Нечувствительность гуманитария к своей «языковой предпосылочности» чревата тем, что процесс понимания сведется к тому, что исследователь будет выводить из предмета познания то, что он сам туда же и поместил. И здесь мы подходим к еще одной важной вещи. Вынуждая исследователя осознавать свою языковую предпо-сылочность, герменевтика, по сути, способствует уяснению специфики гуманитарного познания.

Как известно, в естествознании для того, чтобы познать предмет, необходимо воздействовать на него, вырвать из многочисленных «естественных» связей с другими предметами и поставить в изолированное состояние. Только так может быть понята подлинная природа предмета. В естествознании такое воздействие называется экспериментом. Вооруженный экспериментами человеческий разум подходит к природе не как ученик, который слушает все, что учитель считает нужным сказать, но как полномочный судья, который принуждает свидетелей отвечать на вопросы, сформулированные им самим (И. Кант).

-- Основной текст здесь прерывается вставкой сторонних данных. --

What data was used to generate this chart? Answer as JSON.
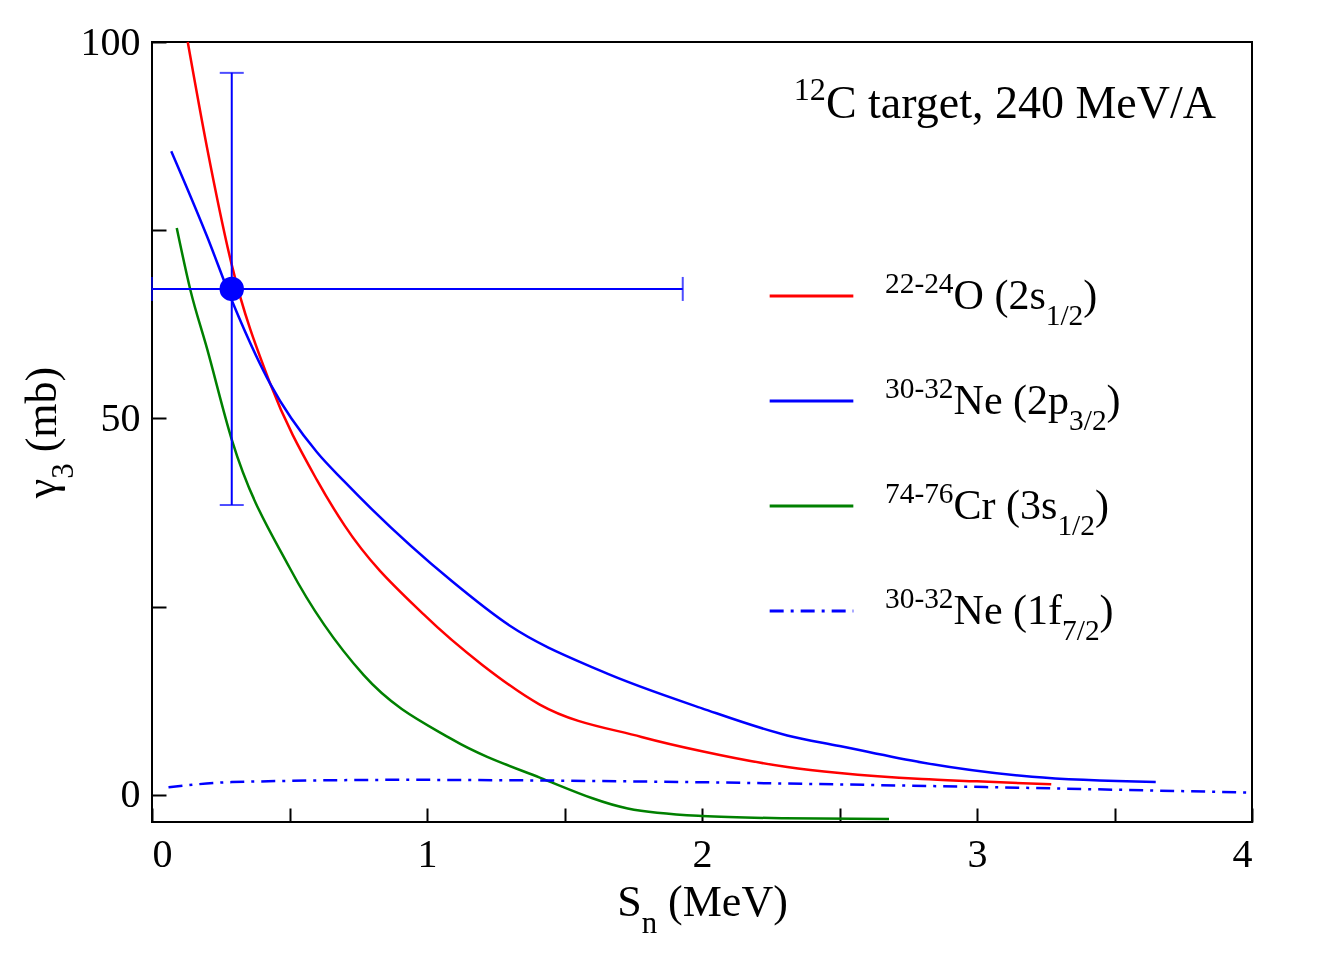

С точки зрения Гадамера, нет ничего более далекого от специфики гуманитарных наук, чем естественнонаучная модель познания. Познание в гуманитарных науках – это не подобие юриди- ческого процесса, в котором разум добивается от вещей ответов на свои собственные вопросы, а скорее разговор, беседа, в которой столь важно искусство внимать голосу и мысли Другого. И герменевтика прививает этот необходимый для гуманитария навык познания как коммуникативного, диалогического процесса.

Аналитический поворот к языку. Первоначально этот поворот осуществлялся в рамках логического анализа языка, однако для социальногуманитарных наук аналитический поворот к языку значимым стал тогда, когда философия перешла от логического к прагматическому анализу языка. Этот прагматический поворот в анализе связан с работами «позднего» Л. Витгенштейна, Н. Гудмена, У Куайна, У Селларса. Остановимся подробнее на концепции Л. Витгенштейна.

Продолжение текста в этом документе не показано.